As I was working through this paper, my research led me to something called the Doughnut Economic Model propounded by Kate Raworth, the British economist [5]. She argues, and rightly so, that humanity is currently using natural resources far beyond what the planet can afford. Its collective pressure on the planet has already overshot the boundaries. At the same time, a large proportion of people worldwide falls short on life’s essentials, such as food, water, healthcare and political freedom of expression. An Oxfam study in 2018 reported that the world’s 26 richest billionaires own as many assets as the 3.8 billion people, who make up the poorest half of the planet’s population. In other words, today’s global economy is deeply divisive with extreme inequalities. Equality lies only in bearing the brunt of the ecological damages.

If we consider the above situation as a doughnut with the boundaries of human needs at the centre and the ecological ceiling as the outer periphery, then we cannot overshoot the doughnut’s outer crust if we are to safeguard earth’s life-giving systems, on which all our wellbeing fundamentally depends.

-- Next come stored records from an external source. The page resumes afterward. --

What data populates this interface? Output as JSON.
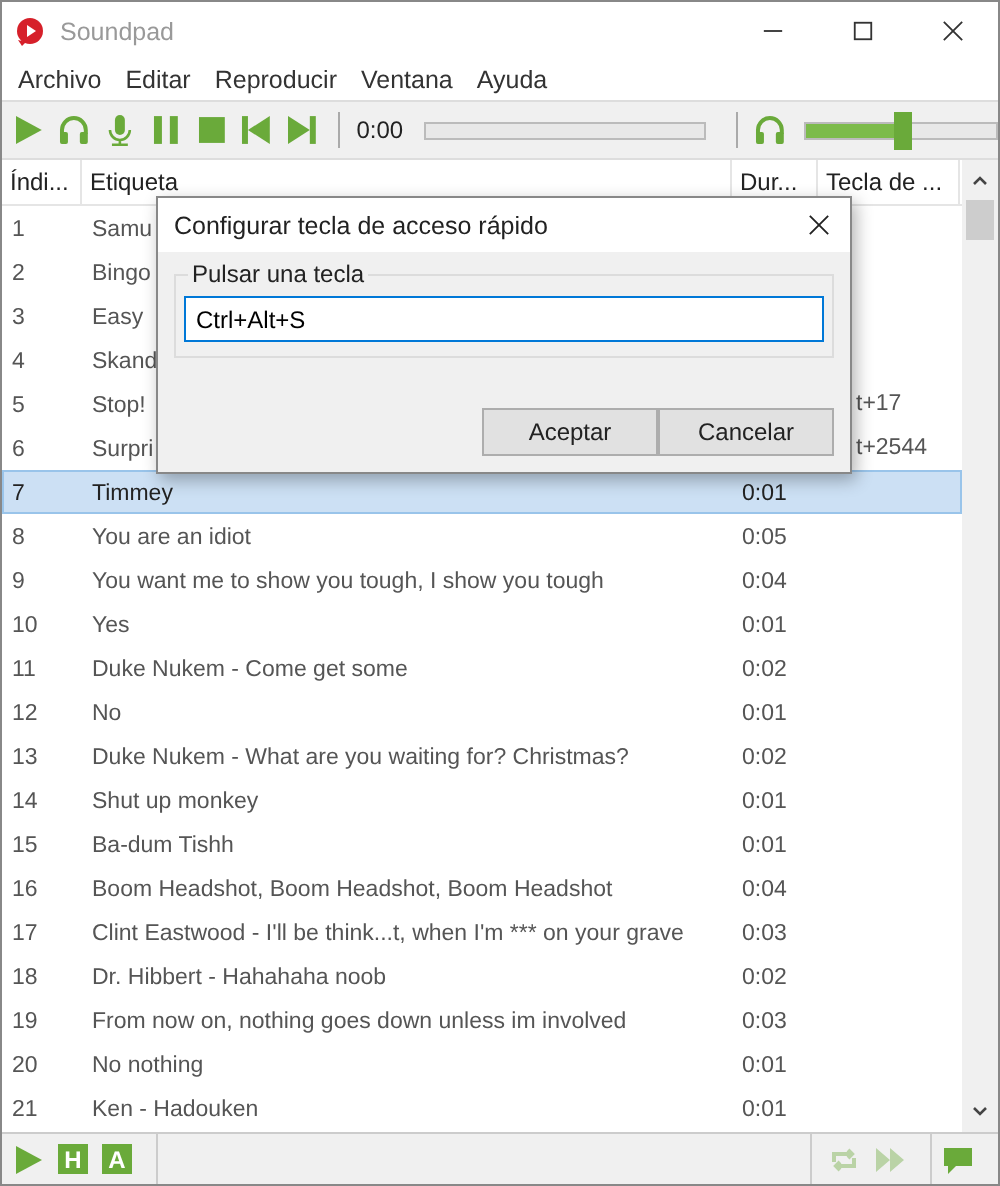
{
  "window": {
    "title": "Soundpad"
  },
  "menu": [
    "Archivo",
    "Editar",
    "Reproducir",
    "Ventana",
    "Ayuda"
  ],
  "toolbar": [
    {
      "kind": "play"
    },
    {
      "kind": "headphones"
    },
    {
      "kind": "mic"
    },
    {
      "kind": "pause"
    },
    {
      "kind": "stop"
    },
    {
      "kind": "prev"
    },
    {
      "kind": "next"
    }
  ],
  "time": "0:00",
  "progress": {
    "level": 0
  },
  "volume": {
    "level": 0.52
  },
  "columns": [
    "Índi...",
    "Etiqueta",
    "Dur...",
    "Tecla de ..."
  ],
  "rows": [
    {
      "index": "1",
      "label": "Samu",
      "selected": false
    },
    {
      "index": "2",
      "label": "Bingo",
      "selected": false
    },
    {
      "index": "3",
      "label": "Easy",
      "selected": false
    },
    {
      "index": "4",
      "label": "Skand",
      "selected": false
    },
    {
      "index": "5",
      "label": "Stop!",
      "hotkey": "t+17",
      "selected": false
    },
    {
      "index": "6",
      "label": "Surpri",
      "hotkey": "t+2544",
      "selected": false
    },
    {
      "index": "7",
      "label": "Timmey",
      "duration": "0:01",
      "selected": true
    },
    {
      "index": "8",
      "label": "You are an idiot",
      "duration": "0:05",
      "selected": false
    },
    {
      "index": "9",
      "label": "You want me to show you tough, I show you tough",
      "duration": "0:04",
      "selected": false
    },
    {
      "index": "10",
      "label": "Yes",
      "duration": "0:01",
      "selected": false
    },
    {
      "index": "11",
      "label": "Duke Nukem - Come get some",
      "duration": "0:02",
      "selected": false
    },
    {
      "index": "12",
      "label": "No",
      "duration": "0:01",
      "selected": false
    },
    {
      "index": "13",
      "label": "Duke Nukem - What are you waiting for? Christmas?",
      "duration": "0:02",
      "selected": false
    },
    {
      "index": "14",
      "label": "Shut up monkey",
      "duration": "0:01",
      "selected": false
    },
    {
      "index": "15",
      "label": "Ba-dum Tishh",
      "duration": "0:01",
      "selected": false
    },
    {
      "index": "16",
      "label": "Boom Headshot, Boom Headshot, Boom Headshot",
      "duration": "0:04",
      "selected": false
    },
    {
      "index": "17",
      "label": "Clint Eastwood - I'll be think...t, when I'm *** on your grave",
      "duration": "0:03",
      "selected": false
    },
    {
      "index": "18",
      "label": "Dr. Hibbert - Hahahaha noob",
      "duration": "0:02",
      "selected": false
    },
    {
      "index": "19",
      "label": "From now on, nothing goes down unless im involved",
      "duration": "0:03",
      "selected": false
    },
    {
      "index": "20",
      "label": "No nothing",
      "duration": "0:01",
      "selected": false
    },
    {
      "index": "21",
      "label": "Ken - Hadouken",
      "duration": "0:01",
      "selected": false
    }
  ],
  "bottom_left": [
    {
      "kind": "play"
    },
    {
      "kind": "letter",
      "text": "H"
    },
    {
      "kind": "letter",
      "text": "A"
    }
  ],
  "bottom_right": [
    {
      "kind": "repeat",
      "disabled": true
    },
    {
      "kind": "forward",
      "disabled": true
    }
  ],
  "bottom_end": {
    "kind": "chat"
  },
  "dialog": {
    "title": "Configurar tecla de acceso rápido",
    "group_label": "Pulsar una tecla",
    "value": "Ctrl+Alt+S",
    "buttons": [
      "Aceptar",
      "Cancelar"
    ]
  }
}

We must focus on the quality of life of the people, not purely on the economic growth, as mere growth will blow up the doughnut, without even addressing people’s basic needs.

As I write this, the city of Amsterdam, which is always ‘open for business’ in many ways, is reportedly working with Kate Raworth, plotting how the city could embrace the doughnut model to rebuild in a post-COVID-19 world. Knowing the Netherlands reasonably well and going by the alarming numbers of COVID-19 causalities for a such an advanced country, I am more than convinced that this is their way to go, starting with easy and reliable access to healthcare for all. It is high time we put GDP growth rate on the back seat and drive with ‘quality of life’ as the top priority. If we don’t learn that lesson now, we will never!